# You know you're stuck when.......



## phillyguy (Aug 9, 2010)

View attachment 21689


.....they have to call the National Guard to pull your ass out. This started when one genius decided to take his truck with 20" rims and low profile tires out on the beach. Then his buddy tried to pull him out and buried his truck down to the frame too. They sat there for three hours waiting for the deuce and a half. And no, I don't know why my pics always load inverted.


----------



## John Smith_inFL (Nov 22, 2009)

you could run them through your art program
and edit it a bit . . . . or - - - walk up close to
the action to get better photos

personally - I am too Old School to have a stupid smart phone
so I use the Point-n-Shoot camera and the Paint program.


----------



## phillyguy (Aug 9, 2010)

Appreciate the editing tips.
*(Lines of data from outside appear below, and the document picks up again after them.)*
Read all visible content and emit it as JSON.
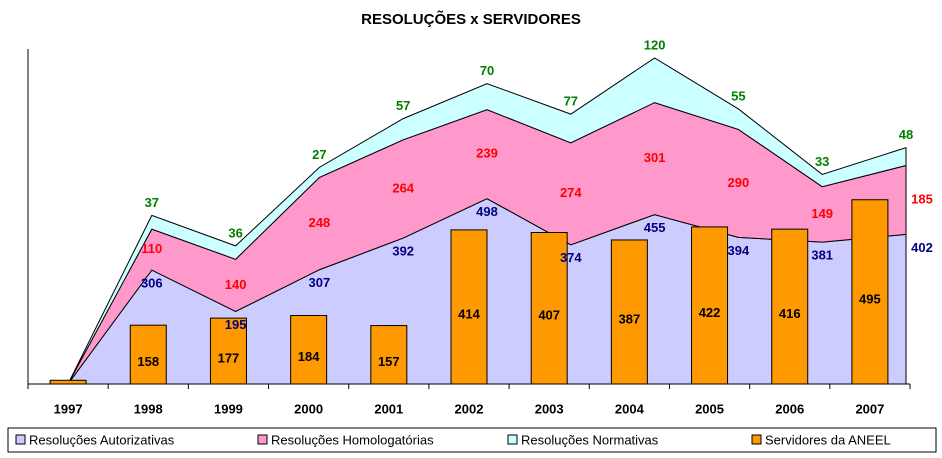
{
  "chart_data": {
    "type": "area",
    "title": "RESOLUÇÕES x SERVIDORES",
    "categories": [
      "1997",
      "1998",
      "1999",
      "2000",
      "2001",
      "2002",
      "2003",
      "2004",
      "2005",
      "2006",
      "2007"
    ],
    "ylim": [
      0,
      900
    ],
    "series": [
      {
        "name": "Resoluções Autorizativas",
        "type": "area",
        "color": "#ccccff",
        "label_color": "#000080",
        "values": [
          0,
          306,
          195,
          307,
          392,
          498,
          374,
          455,
          394,
          381,
          402
        ],
        "value_labels": [
          null,
          "306",
          "195",
          "307",
          "392",
          "498",
          "374",
          "455",
          "394",
          "381",
          "402"
        ]
      },
      {
        "name": "Resoluções Homologatórias",
        "type": "area",
        "color": "#ff99cc",
        "label_color": "#ff0000",
        "values": [
          0,
          110,
          140,
          248,
          264,
          239,
          274,
          301,
          290,
          149,
          185
        ],
        "value_labels": [
          null,
          "110",
          "140",
          "248",
          "264",
          "239",
          "274",
          "301",
          "290",
          "149",
          "185"
        ]
      },
      {
        "name": "Resoluções Normativas",
        "type": "area",
        "color": "#ccffff",
        "label_color": "#008000",
        "values": [
          0,
          37,
          36,
          27,
          57,
          70,
          77,
          120,
          55,
          33,
          48
        ],
        "value_labels": [
          null,
          "37",
          "36",
          "27",
          "57",
          "70",
          "77",
          "120",
          "55",
          "33",
          "48"
        ]
      },
      {
        "name": "Servidores da ANEEL",
        "type": "bar",
        "color": "#ff9900",
        "label_color": "#000000",
        "values": [
          10,
          158,
          177,
          184,
          157,
          414,
          407,
          387,
          422,
          416,
          495
        ],
        "value_labels": [
          null,
          "158",
          "177",
          "184",
          "157",
          "414",
          "407",
          "387",
          "422",
          "416",
          "495"
        ]
      }
    ]
  }
}
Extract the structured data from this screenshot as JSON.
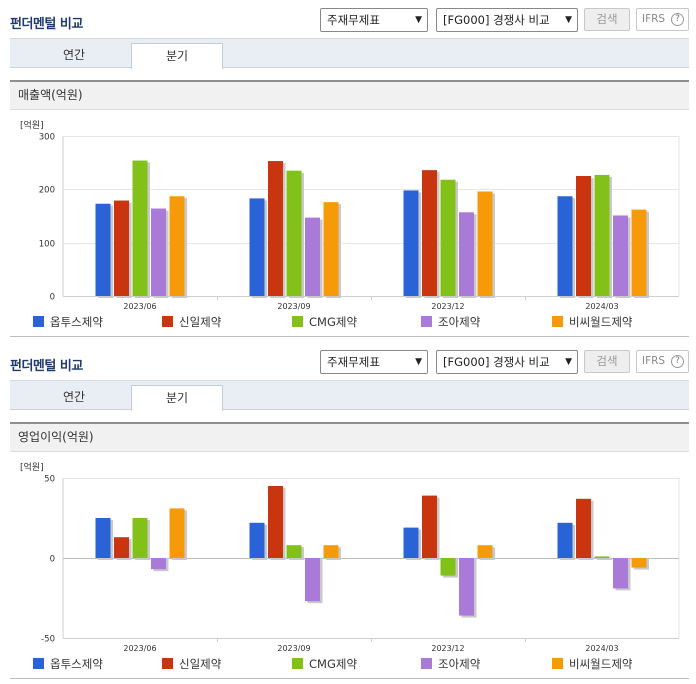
{
  "panels": [
    {
      "title": "펀더멘털 비교",
      "select_statement": "주재무제표",
      "select_compare": "[FG000] 경쟁사 비교",
      "search_label": "검색",
      "ifrs_label": "IFRS",
      "ifrs_help": "?",
      "tabs": [
        {
          "label": "연간",
          "active": false
        },
        {
          "label": "분기",
          "active": true
        }
      ],
      "chart_title": "매출액(억원)"
    },
    {
      "title": "펀더멘털 비교",
      "select_statement": "주재무제표",
      "select_compare": "[FG000] 경쟁사 비교",
      "search_label": "검색",
      "ifrs_label": "IFRS",
      "ifrs_help": "?",
      "tabs": [
        {
          "label": "연간",
          "active": false
        },
        {
          "label": "분기",
          "active": true
        }
      ],
      "chart_title": "영업이익(억원)"
    }
  ],
  "legend": [
    {
      "name": "옵투스제약",
      "color": "#2a63d8"
    },
    {
      "name": "신일제약",
      "color": "#c8350f"
    },
    {
      "name": "CMG제약",
      "color": "#82c118"
    },
    {
      "name": "조아제약",
      "color": "#a97ad8"
    },
    {
      "name": "비씨월드제약",
      "color": "#f79a0a"
    }
  ],
  "chart_data": [
    {
      "type": "bar",
      "unit": "[억원]",
      "categories": [
        "2023/06",
        "2023/09",
        "2023/12",
        "2024/03"
      ],
      "yticks": [
        0,
        100,
        200,
        300
      ],
      "ylim": [
        0,
        300
      ],
      "series": [
        {
          "name": "옵투스제약",
          "values": [
            173,
            183,
            198,
            187
          ]
        },
        {
          "name": "신일제약",
          "values": [
            179,
            253,
            236,
            225
          ]
        },
        {
          "name": "CMG제약",
          "values": [
            254,
            235,
            218,
            227
          ]
        },
        {
          "name": "조아제약",
          "values": [
            164,
            147,
            157,
            151
          ]
        },
        {
          "name": "비씨월드제약",
          "values": [
            187,
            176,
            196,
            162
          ]
        }
      ]
    },
    {
      "type": "bar",
      "unit": "[억원]",
      "categories": [
        "2023/06",
        "2023/09",
        "2023/12",
        "2024/03"
      ],
      "yticks": [
        -50,
        0,
        50
      ],
      "ylim": [
        -50,
        50
      ],
      "series": [
        {
          "name": "옵투스제약",
          "values": [
            25,
            22,
            19,
            22
          ]
        },
        {
          "name": "신일제약",
          "values": [
            13,
            45,
            39,
            37
          ]
        },
        {
          "name": "CMG제약",
          "values": [
            25,
            8,
            -11,
            1
          ]
        },
        {
          "name": "조아제약",
          "values": [
            -7,
            -27,
            -36,
            -19
          ]
        },
        {
          "name": "비씨월드제약",
          "values": [
            31,
            8,
            8,
            -6
          ]
        }
      ]
    }
  ]
}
As for the quality of my photography, the last thing I wanted to do was get involved in that train wreck.  It was bad enough the fish were nowhere to be seen, those clowns were on their own.


----------



## letmefish (May 23, 2015)

You could try taking pictures with the camera held right side up. Just a thought.  Hehehe...... I'm just messing with ya.


Man he was really stuck good. Hope he learned from his mistake, but I won't hold my breath.

You were right not to get to close. That kind of stupid will cling to you like the Blob, and over take your mind and body. I'm not sure there is a cure either.


----------